We believe that the funds we have together with expected funds from the OCS will be sufficient for operating for at least two fiscal quarters. Management believes that we will need to raise additional funds before we have any cash flow from operations. To cut our expenses, effective on November 1, 2008 we have reduced the cash compensation of all management and directors by 10% for a period of six months. We plan to issue restricted stock to the management and directors to make up for such reduction. We believe that it will take several years for us to complete the approval process for our products in the United States or any other jurisdiction. In addition, future decisions regarding any acquisitions that we may choose to make or expanded product development, as to which there can be no assurance of success, will require additional capital, which must be raised through the issuance of additional securities and/or incurring debt. There can be no assurance, however, that acceptable financing to fund our ongoing operations can be obtained on suitable terms, if at all. If we are unable to obtain the financing necessary to support our operations, we may be unable to continue as a going concern. In that event, we may be forced to cease operations and our stockholders could lose their entire investment in our company.
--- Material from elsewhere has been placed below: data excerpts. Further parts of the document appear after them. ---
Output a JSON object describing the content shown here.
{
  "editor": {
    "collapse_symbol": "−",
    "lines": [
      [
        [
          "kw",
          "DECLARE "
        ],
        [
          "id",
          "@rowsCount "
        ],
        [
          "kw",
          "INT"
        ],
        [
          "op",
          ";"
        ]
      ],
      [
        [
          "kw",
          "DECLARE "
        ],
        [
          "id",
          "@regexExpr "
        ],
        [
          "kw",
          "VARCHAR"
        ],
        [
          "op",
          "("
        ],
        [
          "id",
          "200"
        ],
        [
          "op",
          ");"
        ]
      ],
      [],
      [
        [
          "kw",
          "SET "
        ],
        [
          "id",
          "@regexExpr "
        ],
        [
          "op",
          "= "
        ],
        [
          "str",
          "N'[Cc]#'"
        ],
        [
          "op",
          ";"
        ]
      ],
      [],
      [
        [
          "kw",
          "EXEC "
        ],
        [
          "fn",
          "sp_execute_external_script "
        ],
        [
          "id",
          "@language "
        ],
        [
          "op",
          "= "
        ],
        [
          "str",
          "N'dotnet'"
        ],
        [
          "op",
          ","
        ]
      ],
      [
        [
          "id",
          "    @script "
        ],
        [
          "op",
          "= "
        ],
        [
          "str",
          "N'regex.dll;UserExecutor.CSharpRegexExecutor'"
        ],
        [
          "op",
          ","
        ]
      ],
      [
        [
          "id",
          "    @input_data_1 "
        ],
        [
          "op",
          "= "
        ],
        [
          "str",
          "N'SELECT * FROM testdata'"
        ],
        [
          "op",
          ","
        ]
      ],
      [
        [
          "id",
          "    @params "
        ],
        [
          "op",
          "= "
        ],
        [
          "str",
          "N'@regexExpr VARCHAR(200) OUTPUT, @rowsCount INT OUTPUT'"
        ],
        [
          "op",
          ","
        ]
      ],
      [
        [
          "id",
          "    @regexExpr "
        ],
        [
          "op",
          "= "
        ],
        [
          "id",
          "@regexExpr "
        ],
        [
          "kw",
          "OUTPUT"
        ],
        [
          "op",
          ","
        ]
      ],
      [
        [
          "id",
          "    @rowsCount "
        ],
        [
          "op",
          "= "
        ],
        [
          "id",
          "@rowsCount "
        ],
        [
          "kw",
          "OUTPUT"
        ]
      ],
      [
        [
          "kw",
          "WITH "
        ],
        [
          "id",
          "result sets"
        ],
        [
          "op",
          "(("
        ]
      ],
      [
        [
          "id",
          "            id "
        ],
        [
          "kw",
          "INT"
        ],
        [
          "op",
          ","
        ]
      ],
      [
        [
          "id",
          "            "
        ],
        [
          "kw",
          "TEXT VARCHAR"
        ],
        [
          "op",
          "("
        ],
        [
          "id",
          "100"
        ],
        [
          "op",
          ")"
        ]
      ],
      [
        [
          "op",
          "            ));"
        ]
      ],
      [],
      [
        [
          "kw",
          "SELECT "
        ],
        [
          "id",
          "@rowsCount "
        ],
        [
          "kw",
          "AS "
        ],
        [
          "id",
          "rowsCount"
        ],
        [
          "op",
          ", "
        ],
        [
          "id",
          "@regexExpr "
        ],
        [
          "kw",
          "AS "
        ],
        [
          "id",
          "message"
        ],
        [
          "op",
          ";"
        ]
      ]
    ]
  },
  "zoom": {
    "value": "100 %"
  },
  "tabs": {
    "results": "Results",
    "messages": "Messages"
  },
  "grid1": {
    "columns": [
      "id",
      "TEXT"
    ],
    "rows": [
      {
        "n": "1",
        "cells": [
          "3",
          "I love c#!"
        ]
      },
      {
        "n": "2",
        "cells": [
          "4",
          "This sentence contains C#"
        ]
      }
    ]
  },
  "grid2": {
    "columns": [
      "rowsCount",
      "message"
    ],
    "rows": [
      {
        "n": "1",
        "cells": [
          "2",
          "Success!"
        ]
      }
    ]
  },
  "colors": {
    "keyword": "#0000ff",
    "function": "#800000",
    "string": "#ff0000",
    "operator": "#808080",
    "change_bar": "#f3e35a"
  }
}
APPLICATION OF CRITICAL ACCOUNTING POLICIES

Our financial statements and accompanying notes are prepared in accordance with generally accepted accounting principles in the United States. Preparing financial statements requires management to make estimates and assumptions that affect the reported amounts of assets, liabilities, revenue, and expenses. These estimates and assumptions are affected by management's application of accounting policies. We believe that understanding the basis and nature of the estimates and assumptions involved with the following aspects of our consolidated financial statements is critical to an understanding of our financials. Critical and significant accounting policies are described in our latest audited financial statements and such policies have not changed materially.

Off Balance Sheet Arrangements

Our company has no off balance sheet arrangements that are not disclosed in our annual report on Form 10-K as filed with the U.S. Securities and Exchange Commission on September 29, 2008.